La plupart des industries lourdes du pays, telles que les mines de charbon et les usines de métallurgie se trouvent dans la région orientale, et le gouvernement déplore une perte de 20 % de la capacité industrielle du pays.

D’après les prévisions, l’Ukraine devrait consacrer 5 % de son budget annuel à la défense cette année, ce qui représente une « augmentation colossale », annonce un responsable ukrainien.

Fin août, Kiev a conclu un accord avec un groupe d’importants créditeurs pour réduire sa dette de 11,5 milliards USD et ainsi aider le pays à éviter le défaut de paiement.

Or, la Russie, qui fait partie des créditeurs, n’a pas pris part à cet accord, laissant une grande incertitude quant à l’avenir économique de l’Ukraine. L’économiste de la CSI Carolin Vollmann pense que, en attendant, les mesures d’austérité du FMI vont « accentuer la contraction de l’économie et contribuer à l’instabilité politique et à l’injustice sociale ».

Les travailleurs ukrainiens, dont 56 % gagnent leur vie dans l’économie informelle, selon les derniers chiffres, craignent naturellement l’avenir, et c’est pourquoi les militants tiennent beaucoup à ce que les réformes renforcent leurs droits – au lieu de les fragiliser.

« Les employés ont peur de perdre leur emploi. Alors, par exemple, si l’employeur dit qu’il faut travailler un jour férié ou un week-end… ils acceptent, explique Mykhalchenko. Sans ce mécanisme de protection, ils n’ont pas de vrai pouvoir pour négocier avec l’employeur ».
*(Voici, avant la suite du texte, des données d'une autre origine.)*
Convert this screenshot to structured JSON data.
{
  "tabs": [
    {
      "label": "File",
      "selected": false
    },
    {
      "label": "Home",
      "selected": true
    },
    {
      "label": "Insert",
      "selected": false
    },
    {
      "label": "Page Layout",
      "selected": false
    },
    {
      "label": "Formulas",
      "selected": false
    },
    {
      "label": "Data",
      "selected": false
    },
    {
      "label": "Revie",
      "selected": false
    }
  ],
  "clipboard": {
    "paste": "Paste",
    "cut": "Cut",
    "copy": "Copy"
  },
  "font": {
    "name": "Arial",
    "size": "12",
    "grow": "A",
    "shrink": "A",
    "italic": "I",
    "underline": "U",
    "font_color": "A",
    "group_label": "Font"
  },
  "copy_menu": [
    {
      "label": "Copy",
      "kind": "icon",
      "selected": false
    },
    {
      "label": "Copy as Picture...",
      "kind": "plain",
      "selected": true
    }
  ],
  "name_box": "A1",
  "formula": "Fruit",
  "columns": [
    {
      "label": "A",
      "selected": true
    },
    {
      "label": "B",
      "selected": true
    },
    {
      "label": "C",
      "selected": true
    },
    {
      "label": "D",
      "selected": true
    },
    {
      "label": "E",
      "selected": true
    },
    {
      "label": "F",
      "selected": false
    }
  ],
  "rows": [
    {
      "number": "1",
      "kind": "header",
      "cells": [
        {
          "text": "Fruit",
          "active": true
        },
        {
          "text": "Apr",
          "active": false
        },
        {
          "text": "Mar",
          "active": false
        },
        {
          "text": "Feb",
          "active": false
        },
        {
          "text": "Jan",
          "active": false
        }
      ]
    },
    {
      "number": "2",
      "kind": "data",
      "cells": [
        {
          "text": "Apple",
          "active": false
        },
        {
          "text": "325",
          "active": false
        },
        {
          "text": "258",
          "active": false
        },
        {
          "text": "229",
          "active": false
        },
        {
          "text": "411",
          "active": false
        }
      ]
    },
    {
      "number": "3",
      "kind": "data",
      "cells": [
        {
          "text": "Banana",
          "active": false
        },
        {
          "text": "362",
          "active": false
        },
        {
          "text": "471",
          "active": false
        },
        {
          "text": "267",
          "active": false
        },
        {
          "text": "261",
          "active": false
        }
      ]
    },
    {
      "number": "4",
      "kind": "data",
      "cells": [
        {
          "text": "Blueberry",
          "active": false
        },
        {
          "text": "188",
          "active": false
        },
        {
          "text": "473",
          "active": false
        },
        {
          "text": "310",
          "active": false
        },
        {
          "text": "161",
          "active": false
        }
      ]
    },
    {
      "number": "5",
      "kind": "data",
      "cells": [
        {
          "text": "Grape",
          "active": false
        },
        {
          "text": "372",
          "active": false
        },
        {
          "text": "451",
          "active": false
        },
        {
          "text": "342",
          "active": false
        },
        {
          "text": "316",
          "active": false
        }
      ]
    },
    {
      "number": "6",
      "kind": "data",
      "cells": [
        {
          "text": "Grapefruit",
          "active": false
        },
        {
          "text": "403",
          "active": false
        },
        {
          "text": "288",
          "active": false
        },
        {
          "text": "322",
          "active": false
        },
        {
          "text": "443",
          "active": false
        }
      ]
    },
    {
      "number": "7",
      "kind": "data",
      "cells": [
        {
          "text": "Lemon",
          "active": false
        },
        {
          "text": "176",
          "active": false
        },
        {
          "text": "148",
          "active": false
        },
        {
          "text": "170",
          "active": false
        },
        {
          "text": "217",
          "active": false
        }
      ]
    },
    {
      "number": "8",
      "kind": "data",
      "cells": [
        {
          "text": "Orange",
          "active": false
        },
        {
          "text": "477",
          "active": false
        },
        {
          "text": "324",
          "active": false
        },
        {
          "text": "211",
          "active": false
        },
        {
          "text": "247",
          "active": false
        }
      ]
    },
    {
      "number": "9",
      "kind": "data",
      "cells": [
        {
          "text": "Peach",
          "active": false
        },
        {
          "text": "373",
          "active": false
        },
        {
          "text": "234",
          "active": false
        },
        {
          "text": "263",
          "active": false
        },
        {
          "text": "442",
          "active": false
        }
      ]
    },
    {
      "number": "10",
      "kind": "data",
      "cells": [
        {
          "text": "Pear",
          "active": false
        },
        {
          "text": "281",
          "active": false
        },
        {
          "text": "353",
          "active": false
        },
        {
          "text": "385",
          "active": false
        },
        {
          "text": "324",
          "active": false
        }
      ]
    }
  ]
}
L’actuel Code du travail a été établi en 1971, alors que l’Ukraine faisait encore partie de l’Union soviétique.

Plusieurs amendements ont été apportés à ce Code mais, même si la plupart des citoyens admettent qu’il faudrait améliorer le droit du travail actuel, ils veulent que ce processus n’exclue personne, afin de ne pas compromettre « l’équilibre du pouvoir entre les travailleurs et les employeurs [au profit des employeurs] », comme le précise Yuriy Kurylo, le vice-président de l’Union pan-ukrainienne de solidarité des travailleurs (VOST).

« Ancien ne veut pas dire mauvais, ajoute Mykhalchenko. Nous ne disons pas que le Code de 1971 est parfait. Nous disons simplement que… ce projet de Code du travail va contribuer à la dégradation des droits des travailleurs, de leurs conditions de travail et de leurs positions ».

 

Cet article a été traduit de l'anglais.